1. The U.S. Congress approved Senator John McCain’s amendment last year to ban torture by all U.S. government agencies. This move recognized that a ban on torture is not only a moral necessity but also essential to ensure the same protections for U.S. soldiers. Recent legislative action, however, allows harsh interrogation techniques to be used by non-military interrogators. Will you support future legislation that bans all U.S.-sponsored torture, with no exceptions and directs all U.S. agents to abide by the Geneva Conventions?

2. The federal War Crimes Act of 1996 defines a war crime as any “grave breach” of the Geneva Conventions’ Common Article 3. This standard ensures that those who commit such abuses, including against our own troops, do not go unpunished. Do you believe the United States should maintain an unwavering commitment to Common Article 3?

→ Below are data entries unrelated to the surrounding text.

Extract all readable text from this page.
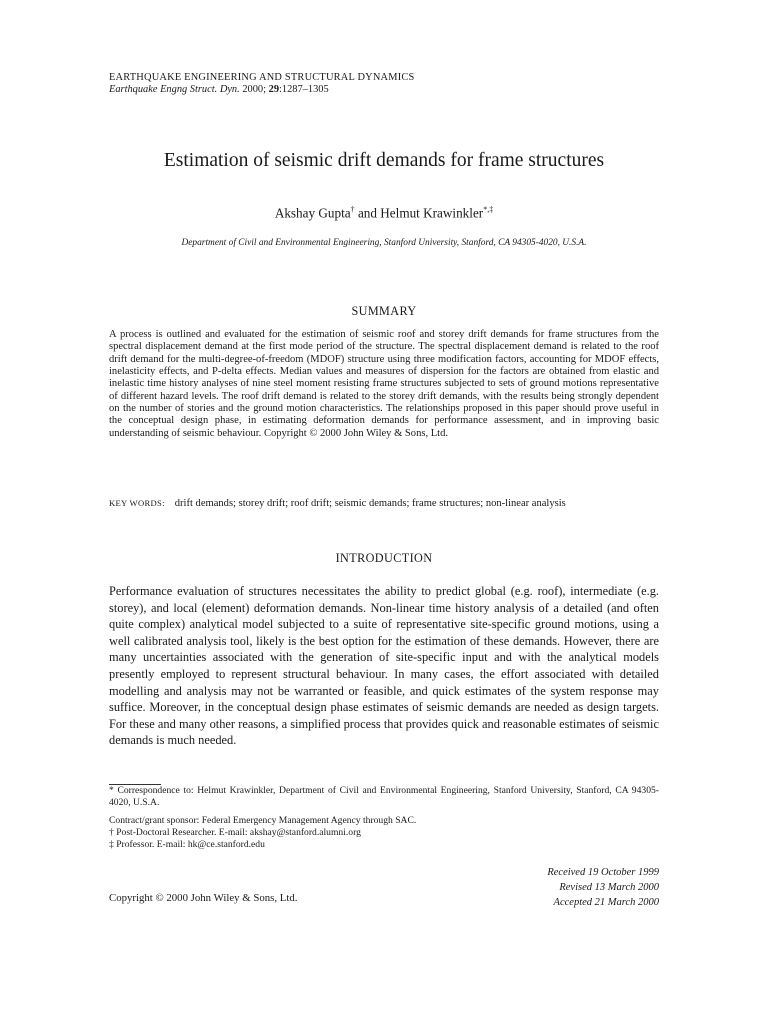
EARTHQUAKE ENGINEERING AND STRUCTURAL DYNAMICS
Earthquake Engng Struct. Dyn. 2000; 29:1287–1305
Estimation of seismic drift demands for frame structures
Akshay Gupta† and Helmut Krawinkler*,‡
Department of Civil and Environmental Engineering, Stanford University, Stanford, CA 94305-4020, U.S.A.
SUMMARY

A process is outlined and evaluated for the estimation of seismic roof and storey drift demands for frame structures from the spectral displacement demand at the first mode period of the structure. The spectral displacement demand is related to the roof drift demand for the multi-degree-of-freedom (MDOF) structure using three modification factors, accounting for MDOF effects, inelasticity effects, and P-delta effects. Median values and measures of dispersion for the factors are obtained from elastic and inelastic time history analyses of nine steel moment resisting frame structures subjected to sets of ground motions representative of different hazard levels. The roof drift demand is related to the storey drift demands, with the results being strongly dependent on the number of stories and the ground motion characteristics. The relationships proposed in this paper should prove useful in the conceptual design phase, in estimating deformation demands for performance assessment, and in improving basic understanding of seismic behaviour. Copyright © 2000 John Wiley & Sons, Ltd.

KEY WORDS: drift demands; storey drift; roof drift; seismic demands; frame structures; non-linear analysis
INTRODUCTION

Performance evaluation of structures necessitates the ability to predict global (e.g. roof), intermediate (e.g. storey), and local (element) deformation demands. Non-linear time history analysis of a detailed (and often quite complex) analytical model subjected to a suite of representative site-specific ground motions, using a well calibrated analysis tool, likely is the best option for the estimation of these demands. However, there are many uncertainties associated with the generation of site-specific input and with the analytical models presently employed to represent structural behaviour. In many cases, the effort associated with detailed modelling and analysis may not be warranted or feasible, and quick estimates of the system response may suffice. Moreover, in the conceptual design phase estimates of seismic demands are needed as design targets. For these and many other reasons, a simplified process that provides quick and reasonable estimates of seismic demands is much needed.

* Correspondence to: Helmut Krawinkler, Department of Civil and Environmental Engineering, Stanford University, Stanford, CA 94305-4020, U.S.A.

Contract/grant sponsor: Federal Emergency Management Agency through SAC.

† Post-Doctoral Researcher. E-mail: akshay@stanford.alumni.org

‡ Professor. E-mail: hk@ce.stanford.edu

Received 19 October 1999
Revised 13 March 2000
Accepted 21 March 2000
Copyright © 2000 John Wiley & Sons, Ltd.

3. The president acknowledged the existence of a CIA program that indefinitely detains “enemy combatants” in secret sites outside the rule of law and without access to the International Committee of the Red Cross (ICRC). Individuals detained in such locations are afforded no safeguards of due process and may be subject to unchecked abuses. Will you call upon the United States to cease all secret detentions and provide the ICRC access to all U.S. prisoners, as required by our international treaty obligations?

4. Under the practice of “extraordinary rendition,” the United States transports individuals from one country to another without judicial oversight to face criminal charges in the receiving country. Diplomatic assurances from the receiving government are designed to protect the human rights of the detainee, but many officials have confirmed that the U.S. has no capacity to ensure humane treatment under these circumstances. Do you support a prohibition on transfers of individuals in U.S. custody to other countries where they are likely to be tortured regardless of assurances otherwise?

5. Recent legislation will permit—for the first time in the history of the United States— individuals to be convicted based on evidence obtained through abuse or torture (admitted through hearsay evidence). Will you oppose this practice, even for trials involving terrorism suspects?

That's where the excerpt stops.